O evento afirmou a dança e o corpo negro periférico como territórios fundamentais de produção de vida, conhecimento e resistência, sobretudo por meio do movimento de corpos historicamente perseguidos e criminalizado, é aquilo: “é som de preto, de favelado, mas quando toca, ninguem fica parado”.
A ocupação da rua, em plena luz do dia, simbolizou a retomada democrática do espaço público pela cultura de kebrada, gerando reconhecimento e apoio do entorno, mostrando como a cultura funk construiu em nós memórias afetivas coletivas.
De curiosos à comerciantes interessados na próxima edição, a resposta do público só confirmou a efervescência cultural guarulhense como um território que há muito tempo é diferenciado e avançado no cenário da produção cultural independente. Guarulhos sempre foi arte, criatividade e luta!
Urgência de políticas públicas para a cultura
Uma visão essencial que o evento quis passar, foi a urgência de políticas culturais para a cultura funk. Ju Martins foi poukas ideias ao apontar os caminhos: “Reconhecer o funk enquanto cultura legítima e popular na cidade, criar políticas públicas para o funk já seria um bom começo. Recurso financeiro é o básico, mas se disponibilizasse estrutura já ajudaria, como espaço, equipamentos de áudio, iluminação, um palco, tapete de dança, lugar pra sentar”.
A produtora também denunciou a precariedade estrutural que afeta o setor: sobrecarga dos organizadores, a impossibilidade de remunerar adequadamente artistas e colaboradores, e a falta de apoio para divulgação – questões que revelam o abismo entre a potência cultural do território e o reconhecimento da secretaria de cultura de Guarulhos. Mas é como nos ensina o poeta “nóis leva a vida no sorriso mesmo passando sufoco”.

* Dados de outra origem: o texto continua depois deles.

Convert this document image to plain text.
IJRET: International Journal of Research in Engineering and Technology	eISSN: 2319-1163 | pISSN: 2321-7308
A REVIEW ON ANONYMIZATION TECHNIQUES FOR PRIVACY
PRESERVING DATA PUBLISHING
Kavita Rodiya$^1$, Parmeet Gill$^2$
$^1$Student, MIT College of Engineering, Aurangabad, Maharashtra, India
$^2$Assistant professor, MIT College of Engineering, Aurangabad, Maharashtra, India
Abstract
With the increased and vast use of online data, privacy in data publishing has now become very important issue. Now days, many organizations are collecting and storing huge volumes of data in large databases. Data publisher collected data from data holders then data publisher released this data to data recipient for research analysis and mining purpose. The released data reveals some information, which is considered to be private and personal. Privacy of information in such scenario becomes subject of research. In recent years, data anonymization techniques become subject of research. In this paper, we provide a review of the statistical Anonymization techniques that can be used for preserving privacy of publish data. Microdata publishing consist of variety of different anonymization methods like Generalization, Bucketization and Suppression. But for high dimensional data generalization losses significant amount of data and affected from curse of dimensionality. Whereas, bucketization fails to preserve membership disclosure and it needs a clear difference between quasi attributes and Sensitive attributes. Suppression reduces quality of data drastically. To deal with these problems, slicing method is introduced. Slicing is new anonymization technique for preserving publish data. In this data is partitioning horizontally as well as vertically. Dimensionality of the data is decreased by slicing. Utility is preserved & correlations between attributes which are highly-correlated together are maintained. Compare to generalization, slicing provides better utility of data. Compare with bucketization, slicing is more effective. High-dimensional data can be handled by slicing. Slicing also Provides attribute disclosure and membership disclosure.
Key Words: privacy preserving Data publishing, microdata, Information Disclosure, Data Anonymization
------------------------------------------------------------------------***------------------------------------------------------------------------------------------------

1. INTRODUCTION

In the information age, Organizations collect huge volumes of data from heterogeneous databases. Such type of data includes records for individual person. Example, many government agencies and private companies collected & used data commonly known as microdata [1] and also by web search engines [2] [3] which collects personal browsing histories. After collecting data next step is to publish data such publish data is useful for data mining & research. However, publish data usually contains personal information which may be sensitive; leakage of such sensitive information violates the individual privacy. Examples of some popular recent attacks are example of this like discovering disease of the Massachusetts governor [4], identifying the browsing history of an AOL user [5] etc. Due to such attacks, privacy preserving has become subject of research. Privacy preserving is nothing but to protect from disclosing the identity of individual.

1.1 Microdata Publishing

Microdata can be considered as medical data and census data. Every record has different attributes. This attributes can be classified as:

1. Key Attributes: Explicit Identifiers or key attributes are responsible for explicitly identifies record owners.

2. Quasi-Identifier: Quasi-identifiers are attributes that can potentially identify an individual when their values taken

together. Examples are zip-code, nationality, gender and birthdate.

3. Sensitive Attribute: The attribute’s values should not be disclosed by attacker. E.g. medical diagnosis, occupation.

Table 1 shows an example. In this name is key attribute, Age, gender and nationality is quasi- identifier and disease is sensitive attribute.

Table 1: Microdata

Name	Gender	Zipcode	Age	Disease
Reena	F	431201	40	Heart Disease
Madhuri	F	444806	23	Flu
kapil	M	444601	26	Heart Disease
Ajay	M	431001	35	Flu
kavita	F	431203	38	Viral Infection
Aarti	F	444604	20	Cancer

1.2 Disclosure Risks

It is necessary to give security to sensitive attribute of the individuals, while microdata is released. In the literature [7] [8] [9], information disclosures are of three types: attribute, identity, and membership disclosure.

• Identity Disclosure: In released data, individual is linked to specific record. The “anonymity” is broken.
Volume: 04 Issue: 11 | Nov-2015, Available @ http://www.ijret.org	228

Continuidade e ampliação do projeto
O sucesso da primeira edição já é marcha pras próximas! Juliana planeja ampliar a programação com oficinas de produção de videoclipe, palestras sobre acesso aos recursos públicos da cultura, além de incluir debates, estética e uma programação especial para crianças – afinal as mães também querer curtir!
Mais do que uma festa, foi um manifesto: a cultura funk de Guarulhos está viva, criativa, politicamente consciente e disposta a ocupar seus espaços de direito. O desafio agora é construir pontes entre essa efervescência histórica e as políticas públicas necessárias para seu desenvolvimento sustentável e reconhecimento definitivo.
O evento “Nossa Casa é o Fluxo” aconteceu no dia 05 de julho, das 15h às 21h, na Nossa Casa Artes e Terapias, localizada na Av. Avelino Alves Machado, 367, Jardim Pinhal, Guarulhos.